IATA calls for tougher prosecution against unruly air passengers

  • Intoxicated passengers, delays, crowded flights main triggers of air rage
  • IATA: An offense to be intoxicated on board because you’re a safety risk
  • FAA: Over 1K cases of unruly passengers on U.S. flights reported as of July

(NewsNation) — Following a substantial increase in air rage assaults during 2021, the Federal Aviation Administration (FAA) stated that such behavior wouldn’t be tolerated. The agency introduced a zero-tolerance policy concerning unruly passenger behavior. Despite these measures, some still struggle to manage their anger.

In September 2022, an unruly passenger was arrested after he punched a flight attendant in the back of the head on a Los Angeles-bound flight from Cabo San Lucas, Mexico.

A passenger who witnessed the encounter said the agitated passenger attacked the attendant after being told he could not use the lavatory up front because he wasn’t a first-class passenger on the American Airlines flight.

Instances of air rage meltdowns have resulted in arrests, significant fines and in extreme cases of violence, even imprisonment.

The International Air Transport Association (IATA) is advocating for more stringent prosecution. Intoxicated passengers and travelers frustrated by delays and overcrowded flights typically serve as the primary triggers for incidents of air rage.

“Just to remind people, it’s actually an offense in many jurisdictions to be intoxicated on board an aircraft because you’re a safety risk,” said IATA Assistant Director of Member and External Relations Tim Colehan.

By July, the FAA has documented more than 1,100 instances of unruly passengers on U.S. flights. The agency reports a decrease of more than 80 percent in the frequency of unruly passengers since reaching record highs in early 2021.

A review of the past three years indicated a noticeable decline:

  • 2021: 5,973 reported cases
  • 2022: 2,455 reported cases
  • 2023: 1,123 reported cases YTD

Yet, with every viral high-altitude incident, the query arises: Where are the air the U.S. Air Marshals?
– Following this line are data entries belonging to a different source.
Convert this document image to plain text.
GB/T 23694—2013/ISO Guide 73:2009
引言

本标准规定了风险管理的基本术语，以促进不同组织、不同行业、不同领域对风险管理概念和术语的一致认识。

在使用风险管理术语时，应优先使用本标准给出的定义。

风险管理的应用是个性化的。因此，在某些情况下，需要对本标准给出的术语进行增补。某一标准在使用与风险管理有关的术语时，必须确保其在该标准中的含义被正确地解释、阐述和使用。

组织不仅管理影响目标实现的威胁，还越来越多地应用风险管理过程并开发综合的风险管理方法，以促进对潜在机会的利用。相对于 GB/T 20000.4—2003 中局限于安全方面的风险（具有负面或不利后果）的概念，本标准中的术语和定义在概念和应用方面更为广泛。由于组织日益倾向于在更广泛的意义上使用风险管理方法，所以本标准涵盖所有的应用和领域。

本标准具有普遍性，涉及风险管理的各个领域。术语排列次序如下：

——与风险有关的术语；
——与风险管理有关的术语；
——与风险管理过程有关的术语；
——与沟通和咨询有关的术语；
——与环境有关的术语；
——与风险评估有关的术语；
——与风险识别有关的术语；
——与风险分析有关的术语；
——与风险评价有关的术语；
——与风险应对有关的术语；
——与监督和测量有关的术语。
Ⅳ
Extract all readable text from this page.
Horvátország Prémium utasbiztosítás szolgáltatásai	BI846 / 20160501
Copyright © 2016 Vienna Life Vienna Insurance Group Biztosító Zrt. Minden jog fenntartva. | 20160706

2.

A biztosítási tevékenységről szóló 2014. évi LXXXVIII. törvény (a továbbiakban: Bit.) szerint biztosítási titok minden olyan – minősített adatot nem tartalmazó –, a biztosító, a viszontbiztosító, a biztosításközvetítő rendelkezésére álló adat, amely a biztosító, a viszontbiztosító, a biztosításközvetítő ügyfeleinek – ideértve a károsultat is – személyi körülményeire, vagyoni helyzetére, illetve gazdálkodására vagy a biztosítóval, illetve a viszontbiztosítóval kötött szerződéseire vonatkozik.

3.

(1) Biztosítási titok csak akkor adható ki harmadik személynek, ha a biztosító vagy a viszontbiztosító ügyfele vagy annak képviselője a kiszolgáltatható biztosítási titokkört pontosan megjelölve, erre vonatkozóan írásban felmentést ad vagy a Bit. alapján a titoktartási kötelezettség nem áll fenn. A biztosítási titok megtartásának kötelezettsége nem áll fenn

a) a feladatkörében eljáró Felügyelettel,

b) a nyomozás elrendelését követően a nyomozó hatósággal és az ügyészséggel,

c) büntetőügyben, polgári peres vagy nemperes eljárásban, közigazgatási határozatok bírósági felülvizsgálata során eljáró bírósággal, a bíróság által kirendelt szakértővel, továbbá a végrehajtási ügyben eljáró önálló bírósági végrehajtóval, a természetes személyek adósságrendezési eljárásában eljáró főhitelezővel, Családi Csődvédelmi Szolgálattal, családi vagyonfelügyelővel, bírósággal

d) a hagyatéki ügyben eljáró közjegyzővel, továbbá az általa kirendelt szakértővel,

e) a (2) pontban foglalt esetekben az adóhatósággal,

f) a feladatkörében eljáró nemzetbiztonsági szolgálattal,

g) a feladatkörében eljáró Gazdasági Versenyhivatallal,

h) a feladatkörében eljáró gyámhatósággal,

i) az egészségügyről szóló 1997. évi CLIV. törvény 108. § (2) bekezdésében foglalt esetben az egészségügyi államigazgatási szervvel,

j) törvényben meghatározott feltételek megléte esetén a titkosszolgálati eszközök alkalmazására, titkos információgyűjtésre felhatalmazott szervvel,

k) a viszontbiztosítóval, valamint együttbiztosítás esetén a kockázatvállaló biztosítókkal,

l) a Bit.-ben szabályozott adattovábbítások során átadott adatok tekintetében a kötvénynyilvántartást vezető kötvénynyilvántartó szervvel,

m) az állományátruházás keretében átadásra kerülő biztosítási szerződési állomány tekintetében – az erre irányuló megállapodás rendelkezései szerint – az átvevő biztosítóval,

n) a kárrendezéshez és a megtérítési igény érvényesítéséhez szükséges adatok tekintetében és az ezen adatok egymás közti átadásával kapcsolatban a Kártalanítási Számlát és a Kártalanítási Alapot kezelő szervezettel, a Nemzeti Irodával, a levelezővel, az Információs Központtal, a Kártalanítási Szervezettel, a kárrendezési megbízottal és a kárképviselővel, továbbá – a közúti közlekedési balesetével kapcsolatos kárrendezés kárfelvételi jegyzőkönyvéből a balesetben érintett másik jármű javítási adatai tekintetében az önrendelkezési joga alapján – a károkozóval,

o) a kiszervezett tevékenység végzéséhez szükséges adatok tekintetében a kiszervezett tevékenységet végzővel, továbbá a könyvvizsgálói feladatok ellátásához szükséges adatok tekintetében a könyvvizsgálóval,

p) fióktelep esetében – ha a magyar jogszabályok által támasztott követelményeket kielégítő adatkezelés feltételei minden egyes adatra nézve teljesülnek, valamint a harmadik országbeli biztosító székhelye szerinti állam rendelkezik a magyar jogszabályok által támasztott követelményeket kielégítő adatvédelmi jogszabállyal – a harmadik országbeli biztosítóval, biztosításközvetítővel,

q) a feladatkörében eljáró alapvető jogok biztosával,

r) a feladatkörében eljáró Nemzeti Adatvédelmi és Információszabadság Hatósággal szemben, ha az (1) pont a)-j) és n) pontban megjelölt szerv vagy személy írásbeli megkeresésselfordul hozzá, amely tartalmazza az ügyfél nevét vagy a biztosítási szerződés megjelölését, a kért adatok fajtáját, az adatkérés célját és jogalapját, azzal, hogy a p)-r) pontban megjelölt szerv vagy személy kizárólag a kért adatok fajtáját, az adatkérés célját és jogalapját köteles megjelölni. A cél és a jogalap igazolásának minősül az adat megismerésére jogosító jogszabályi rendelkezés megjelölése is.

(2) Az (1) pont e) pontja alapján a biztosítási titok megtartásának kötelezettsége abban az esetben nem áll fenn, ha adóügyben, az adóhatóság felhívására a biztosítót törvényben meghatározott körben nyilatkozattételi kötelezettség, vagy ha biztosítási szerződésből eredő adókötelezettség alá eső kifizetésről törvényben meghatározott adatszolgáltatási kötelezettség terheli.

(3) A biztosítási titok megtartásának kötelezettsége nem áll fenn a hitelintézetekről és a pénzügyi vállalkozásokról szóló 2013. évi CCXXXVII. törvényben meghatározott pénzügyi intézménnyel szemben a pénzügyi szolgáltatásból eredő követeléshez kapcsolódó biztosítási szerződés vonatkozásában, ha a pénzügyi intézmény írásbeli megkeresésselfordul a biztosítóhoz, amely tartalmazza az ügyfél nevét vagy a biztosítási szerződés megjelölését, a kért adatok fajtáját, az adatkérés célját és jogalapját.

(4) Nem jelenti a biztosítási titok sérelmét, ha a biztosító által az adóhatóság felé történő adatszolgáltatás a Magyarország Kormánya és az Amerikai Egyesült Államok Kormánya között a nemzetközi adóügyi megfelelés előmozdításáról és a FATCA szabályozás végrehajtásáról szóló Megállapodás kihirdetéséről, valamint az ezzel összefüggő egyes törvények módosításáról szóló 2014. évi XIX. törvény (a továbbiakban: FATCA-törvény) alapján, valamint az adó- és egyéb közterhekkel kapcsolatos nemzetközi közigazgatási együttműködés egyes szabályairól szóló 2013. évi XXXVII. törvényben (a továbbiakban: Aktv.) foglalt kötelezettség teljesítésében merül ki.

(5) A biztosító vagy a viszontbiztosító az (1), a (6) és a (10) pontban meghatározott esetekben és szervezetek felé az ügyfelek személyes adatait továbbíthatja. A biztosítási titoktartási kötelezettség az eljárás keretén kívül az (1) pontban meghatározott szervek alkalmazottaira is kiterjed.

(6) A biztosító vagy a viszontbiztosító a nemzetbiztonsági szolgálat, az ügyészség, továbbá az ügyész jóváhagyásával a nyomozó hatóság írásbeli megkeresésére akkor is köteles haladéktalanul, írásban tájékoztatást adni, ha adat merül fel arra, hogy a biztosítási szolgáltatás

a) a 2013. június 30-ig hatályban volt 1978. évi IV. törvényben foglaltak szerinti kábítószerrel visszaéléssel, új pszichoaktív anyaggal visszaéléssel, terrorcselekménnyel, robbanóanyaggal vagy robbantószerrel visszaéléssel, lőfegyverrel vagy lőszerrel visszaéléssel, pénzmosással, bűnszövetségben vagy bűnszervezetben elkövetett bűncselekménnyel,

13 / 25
The TSA states there’s no shortage of marshals on domestic and international flights. However, NewsNation revealed last November that many air marshals had been reassigned to the southern border for humanitarian support.

Meanwhile, the Flight Attendants Association proposes mandatory self-defense training for crew members. Certain airlines have encouraged passengers to intervene in restraining unruly individuals until the plane can safely land.

In 2021, the FAA imposed significant fines on unruly passengers. A woman disrupting a flight faced an $80K fine for assaulting passengers and crew, while another woman was fined around $80K for biting a fellow passenger and attempting to open the airplane door mid-flight.